Nerves

A Closed Mouth is out in the world and doing well. As a new author, I hoped for instant success. I wanted to be on all of the bestseller lists in the first week. Then reality hit, and I realized that no one knew me. It’s not like I had a huge publishing house behind my name pushing my book. No, it’s me, my family and friends, and the kindness of strangers spurring on book sales. It’s scary, to say the least because only I know the level of work that went into publishing my work.

I’m hopeful that A Closed Mouth will become a bestselling novel. I’m sure I will see a surge in sales soon.

Until then, I will continue to sing, “Go, Little Rockstar!!”

Sincerely,

Lauryn

It's Finally Here AND...

The work doesn't stop! A Closed Mouth is in the world; I feel like a proud parent at a dance recital. I want to scream, "that's my baby right there! Do you see her? Go, baby girl!" The thought makes me laugh because I was afraid even to say I had written a book for so long. Here I am, promoting my tuckus off, hoping everyone in the world buys it. One piece of advice I'd offer to anyone thinking of writing a book, start promoting as soon as you finish with the manuscript. It builds momentum/anticipation for the book. Being a new jack to the literary world, I waited a bit late to advertise, and I feel behind the power curve. However, I do believe that what is for me will be. 

I'm trying not to watch numbers every day, but it's hard. My saving grace is the occasional text from my family and friends with pictures of my book in hand! I genuinely love all of the support they are giving me. Trust me; I need it! For a month, I didn't see any movement in sales. Today, I'm excited to see the lines on the sales graph moving upwards. I am genuinely looking at clicks, likes, subscriptions, and sales with my hands over my mouth, like a teary-eyed mom watching her baby ride off on her bike for the first time, thinking, "look at my baby, go!"

I want to personally thank everyone who has shared the link for purchase, left a review, and purchased the book. It means the world to me!

Sincerely,

Lauryn

Being Fearless

As I sit in my office, days before the release of A Closed Mouth, I feel some nervousness. You see, this is my first novel. I’m excited to finally be nearing the end of this journey, yet a little trepidatious about what lies ahead. The road getting to “publish” was long and arduous. It began with a dream to write a book. I thought it would be easy; however, I quickly learned how difficult the task would become. I used writing as a tool to keep myself entertained while recuperating from a bout of pneumonia. The first few chapters poured from my mind with ease. Creating well-rounded characters with depth was another story.

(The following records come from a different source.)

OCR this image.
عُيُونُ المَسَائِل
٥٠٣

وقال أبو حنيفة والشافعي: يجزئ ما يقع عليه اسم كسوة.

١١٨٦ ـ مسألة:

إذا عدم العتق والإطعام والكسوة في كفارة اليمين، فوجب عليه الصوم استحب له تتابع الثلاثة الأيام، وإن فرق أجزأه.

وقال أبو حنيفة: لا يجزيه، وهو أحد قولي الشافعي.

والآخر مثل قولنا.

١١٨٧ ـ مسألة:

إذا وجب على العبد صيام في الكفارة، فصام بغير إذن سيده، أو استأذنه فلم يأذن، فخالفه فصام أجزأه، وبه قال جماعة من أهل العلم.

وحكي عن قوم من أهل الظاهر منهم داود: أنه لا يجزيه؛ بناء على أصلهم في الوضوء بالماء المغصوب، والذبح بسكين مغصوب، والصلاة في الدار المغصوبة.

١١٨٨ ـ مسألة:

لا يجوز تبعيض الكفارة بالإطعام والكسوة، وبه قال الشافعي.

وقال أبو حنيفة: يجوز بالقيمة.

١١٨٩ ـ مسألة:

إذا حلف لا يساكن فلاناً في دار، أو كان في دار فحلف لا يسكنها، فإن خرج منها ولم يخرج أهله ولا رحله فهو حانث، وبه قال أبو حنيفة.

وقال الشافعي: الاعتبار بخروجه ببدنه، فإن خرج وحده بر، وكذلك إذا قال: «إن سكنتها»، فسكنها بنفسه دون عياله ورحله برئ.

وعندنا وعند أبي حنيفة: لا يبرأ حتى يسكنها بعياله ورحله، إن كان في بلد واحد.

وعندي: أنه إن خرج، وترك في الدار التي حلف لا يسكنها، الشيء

As the story unfolded, I found myself emotionally involved. The strain was so bad I stopped writing for six months. Several family members and friends called to encourage me to continue. So, I pressed onward until I finished. After writing the manuscript, I contemplated not publishing it. I was afraid to put my work into the world. Fear kept me paralyzed for three more months. Finally, after more encouragement from loved ones, I reached out to a company to put the eBook and paperback together.

The process was challenging, to say the least. Nerves, frustration, lack of understanding of the process all jumbled together, causing me to want to give up…again! Throughout this process, I discovered that I give up when things get too complicated in my life. I’m not proud of this attribute because it has kept me from growing. Nonetheless, I had too many people, at this point, rooting for me and my success.

I had family, friends, and Beta Readers who were all chomping at the bit for me to release A Closed Mouth. So here I sit, less than a week before the debut of my first literary work, telling myself to be fearless. I’ve discovered through this period in my life that being courageous doesn’t mean having no fear.

It means fear less of what is holding me back. Today, I’m choosing not to fear judgment, not to fear ridicule, and to have less fear of the voice inside my head telling me what I can’t do or how it won’t be received. I wasted nine months being fearful. I finally dare to release my work into the world. For that, I’m very proud.